Simple Domains

You create domains using the CREATE DOMAIN statement.

The following statement creates a data type named street_address, which is a 35-character string:

CREATE DOMAIN street_address CHAR( 35 )

You can use CREATE DATATYPE as an alternative to CREATE DOMAIN, but this is not recommended, as CREATE DOMAIN is the syntax used in the ISO/ANSI SQL standard.

Requires CREATE DATATYPE system privlege. Once a data type is created, the user ID that executed the CREATE DOMAIN statement is the owner of that data type. Any user can use the data type, and unlike other database objects, the owner name is never used to prefix the data type name.

The street_address data type may be used in exactly the same way as any other data type when defining columns. For example, the following table with two columns has the second column as a street_address column:

CREATE TABLE twocol (id INT,
street street_address)

Owners or DBAs can drop domains by issuing a COMMIT and then using the DROP DOMAIN statement:

DROP DOMAIN street_address

You can carry out this statement only if no tables in the database are using data type.

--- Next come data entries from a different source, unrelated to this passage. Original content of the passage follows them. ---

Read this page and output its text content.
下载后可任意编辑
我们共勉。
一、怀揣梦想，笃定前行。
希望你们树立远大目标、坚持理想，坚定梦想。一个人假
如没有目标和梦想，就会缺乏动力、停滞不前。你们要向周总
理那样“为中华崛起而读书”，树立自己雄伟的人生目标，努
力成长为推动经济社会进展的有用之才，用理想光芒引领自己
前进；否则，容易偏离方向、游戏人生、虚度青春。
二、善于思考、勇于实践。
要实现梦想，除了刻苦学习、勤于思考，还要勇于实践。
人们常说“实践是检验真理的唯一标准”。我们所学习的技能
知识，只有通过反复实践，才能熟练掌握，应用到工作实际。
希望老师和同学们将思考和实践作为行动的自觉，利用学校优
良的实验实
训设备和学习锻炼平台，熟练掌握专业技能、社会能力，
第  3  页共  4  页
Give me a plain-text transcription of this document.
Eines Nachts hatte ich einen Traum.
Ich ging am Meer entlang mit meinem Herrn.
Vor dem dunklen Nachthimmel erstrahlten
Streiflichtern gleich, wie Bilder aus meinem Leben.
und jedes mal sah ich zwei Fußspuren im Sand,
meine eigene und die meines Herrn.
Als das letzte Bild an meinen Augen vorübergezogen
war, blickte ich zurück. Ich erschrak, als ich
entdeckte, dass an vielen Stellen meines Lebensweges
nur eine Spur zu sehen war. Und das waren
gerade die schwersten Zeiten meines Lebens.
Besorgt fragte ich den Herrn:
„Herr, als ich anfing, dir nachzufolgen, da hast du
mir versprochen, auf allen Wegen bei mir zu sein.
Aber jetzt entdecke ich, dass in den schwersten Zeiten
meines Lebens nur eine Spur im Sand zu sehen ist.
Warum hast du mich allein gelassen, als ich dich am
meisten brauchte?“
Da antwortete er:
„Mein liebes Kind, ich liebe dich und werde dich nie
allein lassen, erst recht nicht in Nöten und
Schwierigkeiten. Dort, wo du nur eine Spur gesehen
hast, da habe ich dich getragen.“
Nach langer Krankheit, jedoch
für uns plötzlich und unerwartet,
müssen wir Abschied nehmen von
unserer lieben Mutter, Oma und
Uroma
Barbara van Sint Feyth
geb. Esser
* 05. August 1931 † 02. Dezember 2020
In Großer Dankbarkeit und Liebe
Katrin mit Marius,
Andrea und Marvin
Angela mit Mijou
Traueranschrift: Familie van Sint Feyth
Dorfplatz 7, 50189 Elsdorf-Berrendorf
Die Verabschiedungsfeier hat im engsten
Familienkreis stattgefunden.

Constraints and Defaults with User-Defined Data Types

Many of the attributes associated with columns, such as allowing NULL values, having a DEFAULT value, and so on, can be built into a user-defined data type. Any column that is defined on the data type automatically inherits the NULL setting, CHECK condition, and DEFAULT values. This allows uniformity to be built into columns with a similar meaning throughout a database.

For example, many primary key columns in the demo database are integer columns holding ID numbers. The following statement creates a data type that may be useful for such columns:

CREATE DOMAIN id INT
NOT NULL
DEFAULT AUTOINCREMENT
CHECK( @col > 0 )

Any column created using the data type id is not allowed to hold NULLs, defaults to an autoincremented value, and must hold a positive number. Any identifier could be used instead of col in the @col variable.

The attributes of the data type can be overridden if needed by explicitly providing attributes for the column. A column created on data type id with NULL values explicitly allowed does allow NULLs, regardless of the setting in the id data type.